Comme tous les jeunes de son àge, le petit Yacine n'échappait aux coups de fouet d'un père austère qui réprimait les espiègleries et les maraudes dont ses petits camarades étaient victimes de sa part.

Pendant que le jeune Yacine poursuivait ses études coraniques chez Tierno Aliyyu Ɓuuɓa-Ndiyan auquel son père l'avait confié, il lui arrivait à Labé de rôder autour de l'école primaire élémentaire française de Kouroula, tout en prêtant une oreille intéressée aux cours dispensés. Il restait attentif des heures sous les fenêtres de l'école.

Un jour, au grand étonnement de l'instituteur blanc, le petit Yacine répond de son refuge extérieur à une question à la place d'un élève collé en classe. L'instituteur fit appeler dehors le curieux visiteur et lui dit : « qui es-tu petit ? Je suis très content de ta réponse. Tu vas venir avec tes petits camarades à l'école et je vais maintenant t'apprendre à lire et à écrire en français ». Tremblant et heureux à la fois, le petit inconnu répond par l'affirmative. Le maître colonial fit venir son tuteur pour le lui confirmer. Voilà comment Yacine Diallo est admis pour la première fois dans une salle de classe de l'école de Kouroula, construite trois ans après sa naissance, précisément en 1900.

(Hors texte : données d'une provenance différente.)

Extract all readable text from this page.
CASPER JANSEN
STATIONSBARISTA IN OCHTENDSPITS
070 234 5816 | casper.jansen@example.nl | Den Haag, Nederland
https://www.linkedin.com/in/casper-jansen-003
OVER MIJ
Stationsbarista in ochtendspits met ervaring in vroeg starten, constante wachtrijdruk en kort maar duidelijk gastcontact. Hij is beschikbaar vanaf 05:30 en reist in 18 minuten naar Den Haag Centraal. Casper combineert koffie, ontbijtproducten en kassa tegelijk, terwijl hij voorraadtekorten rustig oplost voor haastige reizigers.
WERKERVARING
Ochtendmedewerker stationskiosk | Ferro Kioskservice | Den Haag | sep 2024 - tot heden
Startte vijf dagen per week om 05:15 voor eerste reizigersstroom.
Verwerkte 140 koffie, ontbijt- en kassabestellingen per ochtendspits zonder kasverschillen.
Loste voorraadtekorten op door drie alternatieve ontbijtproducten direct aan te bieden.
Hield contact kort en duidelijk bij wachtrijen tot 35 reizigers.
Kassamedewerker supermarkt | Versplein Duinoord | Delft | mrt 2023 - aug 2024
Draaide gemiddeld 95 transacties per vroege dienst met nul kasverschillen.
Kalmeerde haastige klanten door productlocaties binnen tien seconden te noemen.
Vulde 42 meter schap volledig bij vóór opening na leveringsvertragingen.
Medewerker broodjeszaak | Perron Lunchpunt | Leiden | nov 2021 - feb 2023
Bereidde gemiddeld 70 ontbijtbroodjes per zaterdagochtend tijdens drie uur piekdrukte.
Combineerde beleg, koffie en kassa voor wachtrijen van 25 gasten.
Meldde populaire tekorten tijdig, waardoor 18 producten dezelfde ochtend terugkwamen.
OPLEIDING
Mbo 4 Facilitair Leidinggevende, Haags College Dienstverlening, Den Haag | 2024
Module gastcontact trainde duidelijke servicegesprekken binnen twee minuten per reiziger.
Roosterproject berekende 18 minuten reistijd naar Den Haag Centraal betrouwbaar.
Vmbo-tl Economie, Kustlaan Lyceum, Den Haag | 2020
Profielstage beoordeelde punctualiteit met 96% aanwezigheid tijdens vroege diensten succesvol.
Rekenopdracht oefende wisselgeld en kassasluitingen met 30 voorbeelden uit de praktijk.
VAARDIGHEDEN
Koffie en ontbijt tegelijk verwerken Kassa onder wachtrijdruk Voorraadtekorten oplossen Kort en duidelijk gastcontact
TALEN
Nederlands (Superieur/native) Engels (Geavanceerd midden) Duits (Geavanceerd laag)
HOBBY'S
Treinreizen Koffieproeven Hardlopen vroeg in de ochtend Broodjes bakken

Ses débuts studieux à l'école primaire de Labé le projetteront dans l'avenir avec succès. Il a dix-sept ans lorsqu'il quitte, pour la première fois, son Fouta natal pour rentrer en 1914 à l'École normale William Ponty 4. Yacine Diallo met avant toute chose ses études. En classe comme pendant les heures consacrées aux loisirs, il a un compagnon inséparable : son livre.

Sur les recommandations de son vieux père, les aventures, les distractions de la vie ne le préoccupent guère. Il lui a promit de réussir. Il en sera ainsi !

Il se consacre plus encore à l'histoire et à la géographie. Et après ses études supérieures à l'Ecole Fédérale William Ponty de Dakar, il sort brillamment major de sa promotion avec la mention « Très Bien ». En octobre 1917, il est nommé instituteur : il a vingt ans.

Désireux de faire partager l'instruction à laquelle il s'est donné corps et àme, il reçoit sans délai une affectation. Le sort le ramenera dans son Fouta natal pour son tout premier poste administratif, en l'occurrence Pita où il est nommé le 6 novembre 1917.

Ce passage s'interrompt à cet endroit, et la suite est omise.